I am looking for the best tile cleaner there is that will clean and shine the tile.  What is out there that I could use?


----------



## Jaz (Feb 9, 2011)

It would be nice if we knew what specific type of tiles we're talking about.  

BTW, this site does not charge if you make the question a little longer. Please reply with details.

Jaz


----------



## newtda (Feb 9, 2011)

Jaz said:


> It would be nice if we knew what specific type of tiles we're talking about.
> 
> BTW, this site does not charge if you make the question a little longer. Please reply with details.
> 
> Jaz



Sorry about that.
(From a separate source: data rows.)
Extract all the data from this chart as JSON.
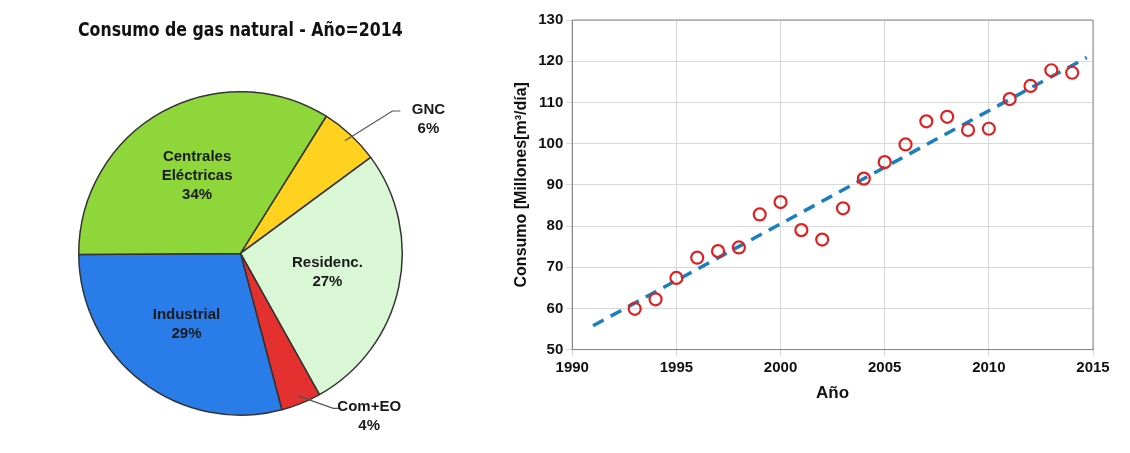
{
  "chart_data": [
    {
      "type": "pie",
      "title": "Consumo de gas natural - Año=2014",
      "categories": [
        "GNC",
        "Residenc.",
        "Com+EO",
        "Industrial",
        "Centrales Eléctricas"
      ],
      "values": [
        6,
        27,
        4,
        29,
        34
      ],
      "colors": [
        "#ffd21f",
        "#d9f7d5",
        "#e53030",
        "#2a7de8",
        "#8fd63a"
      ],
      "value_labels": [
        "6%",
        "27%",
        "4%",
        "29%",
        "34%"
      ],
      "legend": false
    },
    {
      "type": "scatter",
      "xlabel": "Año",
      "ylabel": "Consumo [Millones[m³/día]",
      "xlim": [
        1990,
        2015
      ],
      "xticks": [
        1990,
        1995,
        2000,
        2005,
        2010,
        2015
      ],
      "ylim": [
        50,
        130
      ],
      "yticks": [
        50,
        60,
        70,
        80,
        90,
        100,
        110,
        120,
        130
      ],
      "grid": true,
      "legend": false,
      "series": [
        {
          "type": "scatter",
          "marker": "circle",
          "color": "#e02020",
          "x": [
            1993,
            1994,
            1995,
            1996,
            1997,
            1998,
            1999,
            2000,
            2001,
            2002,
            2003,
            2004,
            2005,
            2006,
            2007,
            2008,
            2009,
            2010,
            2011,
            2012,
            2013,
            2014
          ],
          "values": [
            59.9,
            62.2,
            67.4,
            72.3,
            73.9,
            74.8,
            82.8,
            85.8,
            79.0,
            76.7,
            84.3,
            91.5,
            95.5,
            99.8,
            105.4,
            106.5,
            103.3,
            103.6,
            110.8,
            114.0,
            117.8,
            117.2
          ]
        },
        {
          "type": "line",
          "color": "#1a7fc1",
          "line_style": "dashed",
          "x": [
            1991,
            2014.7
          ],
          "values": [
            55.8,
            120.9
          ]
        }
      ]
    }
  ]
}
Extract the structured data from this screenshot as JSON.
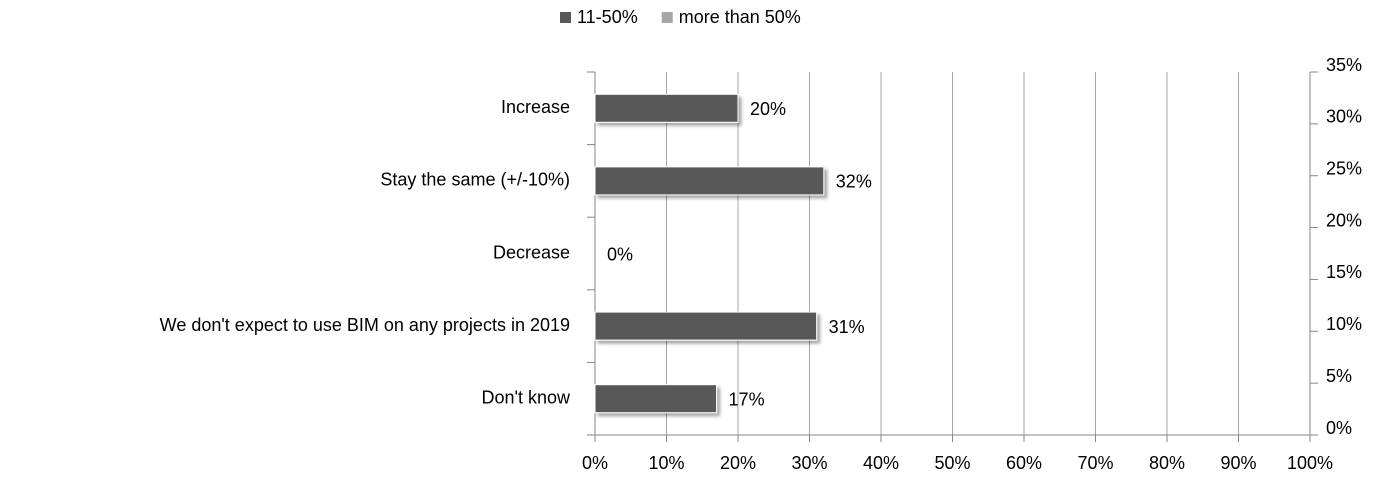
{
  "chart_data": {
    "type": "bar",
    "orientation": "horizontal",
    "categories": [
      "Increase",
      "Stay the same (+/-10%)",
      "Decrease",
      "We don't expect to use BIM on any projects in 2019",
      "Don't know"
    ],
    "series": [
      {
        "name": "11-50%",
        "color": "#595959",
        "values": [
          20,
          32,
          0,
          31,
          17
        ],
        "value_labels": [
          "20%",
          "32%",
          "0%",
          "31%",
          "17%"
        ]
      },
      {
        "name": "more than 50%",
        "color": "#a6a6a6",
        "values": [
          null,
          null,
          null,
          null,
          null
        ]
      }
    ],
    "xlim": [
      0,
      100
    ],
    "xticks": [
      {
        "value": 0,
        "label": "0%"
      },
      {
        "value": 10,
        "label": "10%"
      },
      {
        "value": 20,
        "label": "20%"
      },
      {
        "value": 30,
        "label": "30%"
      },
      {
        "value": 40,
        "label": "40%"
      },
      {
        "value": 50,
        "label": "50%"
      },
      {
        "value": 60,
        "label": "60%"
      },
      {
        "value": 70,
        "label": "70%"
      },
      {
        "value": 80,
        "label": "80%"
      },
      {
        "value": 90,
        "label": "90%"
      },
      {
        "value": 100,
        "label": "100%"
      }
    ],
    "y2lim": [
      0,
      35
    ],
    "y2ticks": [
      {
        "value": 0,
        "label": "0%"
      },
      {
        "value": 5,
        "label": "5%"
      },
      {
        "value": 10,
        "label": "10%"
      },
      {
        "value": 15,
        "label": "15%"
      },
      {
        "value": 20,
        "label": "20%"
      },
      {
        "value": 25,
        "label": "25%"
      },
      {
        "value": 30,
        "label": "30%"
      },
      {
        "value": 35,
        "label": "35%"
      }
    ],
    "grid": true,
    "legend": "top"
  }
}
The kitchen is sealed ceramic tile and then in the entryway and bathrooms are not sealed. Please let me know if you need more info I am not good with this stuff as you can see.


----------



## Jaz (Feb 9, 2011)

I still don't know what you've got there.  What is sealed ceramic tile?  Do you mean ceramic tile that you have applied a sealer on the grout?  Do you mean glazed?  Do you have any specific info on the tiles?

How long ago was this installed?  Any idea which method of installation and specific type grout?  What problems are you having?  What color is the grout?  

Are the tiles hard to clean too?  What are you using to clean and how often?  How many people, pets, paved streets, sidewalks, attached garage?  Where is the house located?

Jaz


----------



## frozenstar (Feb 14, 2011)

Jaz has a point. Need more details to give you the best advice...  You can research online for the different types of tiles. Or you can post pictures here.


----------



## Modutile (Aug 13, 2011)

I use a "Eureka Enviro Steamer" to clean my ceramic tiles. It cleans it really well. I don't use chemicals.


----------



## miltonnys (Feb 8, 2012)

Dirt adheres easily to the surface of ceramic tile, especially styles with textured surfaces. Regular sweeping loosens and removes most dirt. A vacuum cleaner can also be used to sweep, but make sure you use one without a beater bar to avoid dulling and scratching the tiles. Vacuum cleaner attachments are great to suck up dirt along edges or in between tiles.


----------



## Hwilliams (Jun 26, 2012)

The best way to clean the tile is , Steaming , Blower and vacuum cleaner.


----------



## Brett Brown (Oct 27, 2019)

You can use a Bona floor cleaner. A versatile cleaning solution for your tile and laminate flooring. You can also use a grout cleaner from Black diamond for a deep cleaning of your tile floors.


----------